Vendu aux Britanniques
Les conditions se sont améliorées après l’intervention des autorités locales et l’introduction d’équipements industriels lourds. En fin de compte, l’entreprise a demandé un million et demi de travailleurs sur dix ans – et le coût final était le double des 50 millions d’euros (convertis) qui avaient été fixés.
En 1869, le canal a été intronisé lors d’une grande cérémonie organisée par le Khédive ottoman Ismail Pacha. Six ans plus tard, l’Égypte ottomane étant aux prises avec une dette insurmontable, Ismail vendra ses parts de la Compagnie du canal de Suez au gouvernement britannique. Au début, ils étaient plutôt sceptiques sur son réel fonctionnement, mais entre-temps, ils ont vu comment ils pourraient en bénéficier énormément.
L’ouverture du canal a conduit à l’apogée des empires européens avec des colonies en Asie et en Afrique: les navires de guerre à vapeur et les cargos pouvaient désormais éviter le long voyage autour du cap de Bonne-Espérance. L’exploitation des champs pétrolifères le long du golfe Persique au début du XXe siècle n’a fait que souligner la vitalité stratégique du canal pour les puissances européennes.

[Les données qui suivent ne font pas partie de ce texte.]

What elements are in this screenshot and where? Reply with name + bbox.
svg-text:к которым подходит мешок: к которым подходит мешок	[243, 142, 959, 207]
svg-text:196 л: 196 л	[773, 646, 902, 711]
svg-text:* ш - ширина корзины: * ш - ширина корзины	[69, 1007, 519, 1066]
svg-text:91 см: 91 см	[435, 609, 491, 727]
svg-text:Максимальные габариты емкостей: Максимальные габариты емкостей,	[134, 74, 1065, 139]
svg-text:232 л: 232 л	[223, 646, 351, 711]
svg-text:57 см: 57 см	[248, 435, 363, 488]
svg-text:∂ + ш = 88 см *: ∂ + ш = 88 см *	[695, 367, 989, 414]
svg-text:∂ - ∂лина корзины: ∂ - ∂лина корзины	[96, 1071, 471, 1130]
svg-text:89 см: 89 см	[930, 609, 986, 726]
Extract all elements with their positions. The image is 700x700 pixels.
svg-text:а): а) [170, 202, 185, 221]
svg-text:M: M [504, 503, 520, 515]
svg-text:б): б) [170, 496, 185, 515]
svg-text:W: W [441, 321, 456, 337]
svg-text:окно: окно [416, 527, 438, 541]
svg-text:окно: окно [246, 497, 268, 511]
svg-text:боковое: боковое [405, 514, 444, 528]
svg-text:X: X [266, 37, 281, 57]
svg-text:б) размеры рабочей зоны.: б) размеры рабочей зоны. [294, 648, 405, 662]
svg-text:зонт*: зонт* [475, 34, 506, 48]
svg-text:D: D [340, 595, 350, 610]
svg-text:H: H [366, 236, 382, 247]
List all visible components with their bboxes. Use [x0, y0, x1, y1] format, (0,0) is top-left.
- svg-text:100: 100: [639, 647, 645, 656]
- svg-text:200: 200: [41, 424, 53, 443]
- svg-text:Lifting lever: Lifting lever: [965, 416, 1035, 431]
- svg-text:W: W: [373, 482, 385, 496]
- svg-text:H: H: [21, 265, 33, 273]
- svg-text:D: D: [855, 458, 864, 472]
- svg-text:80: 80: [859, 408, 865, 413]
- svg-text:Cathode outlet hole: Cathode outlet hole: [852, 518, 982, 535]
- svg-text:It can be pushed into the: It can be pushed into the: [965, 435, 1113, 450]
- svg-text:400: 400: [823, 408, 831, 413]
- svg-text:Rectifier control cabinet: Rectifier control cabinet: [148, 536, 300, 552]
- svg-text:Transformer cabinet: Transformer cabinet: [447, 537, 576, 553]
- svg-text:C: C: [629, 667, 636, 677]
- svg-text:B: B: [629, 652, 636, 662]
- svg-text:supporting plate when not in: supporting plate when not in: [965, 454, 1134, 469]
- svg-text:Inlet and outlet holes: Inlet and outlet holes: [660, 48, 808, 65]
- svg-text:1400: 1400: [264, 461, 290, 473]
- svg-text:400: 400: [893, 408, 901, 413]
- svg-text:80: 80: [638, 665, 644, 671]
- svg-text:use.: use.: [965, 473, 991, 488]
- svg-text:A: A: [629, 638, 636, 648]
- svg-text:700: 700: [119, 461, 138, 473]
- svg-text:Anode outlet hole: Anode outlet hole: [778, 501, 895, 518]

Comment le canal a tué l’époque coloniale
Il est donc normal que le blocus du canal en 1956 soit désormais considéré comme l’un des coups fatals du colonialisme. Le président égyptien nationaliste charismatique Gamal Abdel Nasser choisit de nationaliser les actifs de la Compagnie du canal de Suez. Les troupes égyptiennes s’emparent même des lieux. Cela a conduit à une invasion conjointe des forces britanniques, françaises et israéliennes afin de renverser Nasser. Au final, une débâcle humiliante, l’opinion publique mondiale s’étant résolument tournée contre les Britanniques et leurs alliés.
Pour d’autres, comme le magnat de la navigation grecque Aristote Onassis, la crise du canal de Suez a rapporté une fortune. Onassis avait des pétroliers vides qui languissaient dans les ports saoudiens au moment où la crise frappait. Il avait tout le loisir d’imposer des tarifs élevés tout en contournant l’Afrique avec du pétrole pour l’Occident.
Le canal a rouvert en 1957, mais allait fermer à nouveau une décennie plus tard après lors de nouvelles guerres israélo-arabe. La guerre des Six Jours et la guerre du Kippour allaient mener à une fermeture du canal pour huit ans. En 1975, le président égyptien Anouar Sadate inaugurait la reprise des activités de navigation dans le canal en libérant un troupeau de pigeons.
Depuis, seules quelques manœuvres involontaires des navires ont fermé le canal. Le plus notable, jusqu’à cette semaine, a été un arrêt de trois jours en 2004 lorsqu’un pétrolier russe s’était échoué.